The missing value in the `final_test` column has been replaced with the median value of the column, which is 68.0.

In [None]:
# print(df.isnull().sum().sum())

if df.isnull().sum().sum() == 0:
    print('All missing values have been treated.')
else:
    print('There are still missing values in the dataset')
    sys.exit(1)

In [None]:
df.head(10)

### Saving a cleaned copy and removing observationss with no `final_test` values

In [None]:
df_null_score = df[df['final_test'].isnull()]

df.dropna(inplace = True)

df_cleaned = df.copy(deep = True)

df.drop(columns = ['index', 'student_id', 'sleep_time', 'wake_time', 'sleep_time_dt', 'wake_time_dt', 'sleep_duration'],
        inplace = True)

### Checking cleaned data structure

In [None]:
df.info()

In [None]:
df.duplicated().sum()

## Univariate analysis

### Pie Charts

In [None]:
# 2. List of columns
columns_to_plot = [
    'number_of_siblings', 'direct_admission', 'learning_style', 
    'gender', 'mode_of_transport', 'bag_color'
]

# 3. Create a figure and a set of subplots
# We have 6 columns, so a 2x3 grid is perfect.
fig, axes = plt.subplots(nrows=2, ncols=3, figsize=(20, 12))
fig.suptitle('Distribution of Categorical Features', fontsize=20)

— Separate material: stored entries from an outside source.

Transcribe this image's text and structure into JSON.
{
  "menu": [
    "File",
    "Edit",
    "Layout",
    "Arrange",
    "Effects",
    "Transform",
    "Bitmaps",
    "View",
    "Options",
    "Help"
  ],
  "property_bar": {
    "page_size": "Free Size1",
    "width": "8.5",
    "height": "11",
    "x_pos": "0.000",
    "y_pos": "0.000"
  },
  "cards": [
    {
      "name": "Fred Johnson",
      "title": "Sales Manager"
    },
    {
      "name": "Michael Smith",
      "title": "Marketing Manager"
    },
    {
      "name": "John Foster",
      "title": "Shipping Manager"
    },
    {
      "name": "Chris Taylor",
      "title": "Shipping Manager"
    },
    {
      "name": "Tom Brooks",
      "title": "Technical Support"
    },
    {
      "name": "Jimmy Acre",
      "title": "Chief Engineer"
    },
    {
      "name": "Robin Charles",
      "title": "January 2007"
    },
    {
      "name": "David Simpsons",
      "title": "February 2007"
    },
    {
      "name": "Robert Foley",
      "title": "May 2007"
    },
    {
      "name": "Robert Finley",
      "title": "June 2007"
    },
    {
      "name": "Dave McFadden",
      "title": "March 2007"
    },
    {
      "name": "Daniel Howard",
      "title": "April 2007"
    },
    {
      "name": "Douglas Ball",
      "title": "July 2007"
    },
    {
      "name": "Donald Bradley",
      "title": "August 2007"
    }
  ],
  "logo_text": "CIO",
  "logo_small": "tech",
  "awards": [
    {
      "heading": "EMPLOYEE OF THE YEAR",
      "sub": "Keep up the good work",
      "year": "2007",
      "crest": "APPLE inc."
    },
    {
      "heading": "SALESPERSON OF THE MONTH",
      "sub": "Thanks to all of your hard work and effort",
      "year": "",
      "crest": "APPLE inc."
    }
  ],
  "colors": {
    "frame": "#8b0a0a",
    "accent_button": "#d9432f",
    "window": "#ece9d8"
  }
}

# Flatten the axes array to make it easy to loop over
axes = axes.flatten()

# 4. Loop through columns and plot on each subplot
for i, column in enumerate(columns_to_plot):
    value_counts = df[column].value_counts()
    ax = axes[i] # Select the subplot
    
    ax.pie(
        value_counts, 
        labels=value_counts.index, 
        autopct='%1.1f%%', 
        startangle=90,
        # Add some styling for a cleaner look
        wedgeprops={'edgecolor': 'white'},
        textprops={'fontsize': 18} 
    )
    ax.set_title(f'{column.replace("_", " ").title()}', fontsize = 20)

# If you have an odd number of plots, you might want to hide the last empty one
# for i in range(len(columns_to_plot), len(axes)):
#     fig.delaxes(axes[i])

plt.tight_layout(rect=[0, 0, 1, 0.96]) # Adjust layout to make room for the suptitle
plt.savefig(PLOT_PATH + "pie_charts_6.png")
plt.show()


#### Analysis notes

- **Number of siblings**: 42.2% of the observations in the cleaned dataset haws 1 other siblings, followed by 34.6% has no other siblings, while 23.3% has 2 siblings. It is possible that having siblings may lead to a higher test scores.
- **Direct admission**: Nearly 3/4, or exactly 70.5% of the students did not get admitted directly.
- **Learning style**: 57.4% of students learn through auditory methods, which means they acquire retain knowledge better listening to lectures and podcasts/videos. We would need to check students who learn through auditory or visual learning style.
- **Gender**: Students are equally balanced between male and female.
- **Mode of transport**: 
- **Bag color**: The color of the students' bags seems to be fairly distributed for all 6 colors. But does the choice of bag color affect a student's mathematics score?
  

### Histogram of `CCA`

In [None]:
# 2. Create the histogram using Matplotlib
plt.figure(figsize=(10, 6)) # Set the figure size for better readability

plt.hist(
    df['CCA'], 
    bins=10,          # You can adjust the number of bins to see more or less detail
    color='skyblue',  # Set the color of the bars
    edgecolor='black' # Add black edges to bars for better separation
)

# 3. Add labels and a title for clarity
plt.title('Distribution of CCA Participation', fontsize=16)
plt.xlabel('CCA Participation', fontsize=12)
plt.ylabel('Frequency (Number of Students)', fontsize=12)
plt.grid(axis='y', alpha=0.75) # Add a grid for the y-axis

# SDave the plot
plt.savefig(PLOT_PATH + "bar_chart_CCA.png")

# 4. Display the plot
plt.show()


#### Analysis notes

The initial dataset has about 25% of observationds having missing values.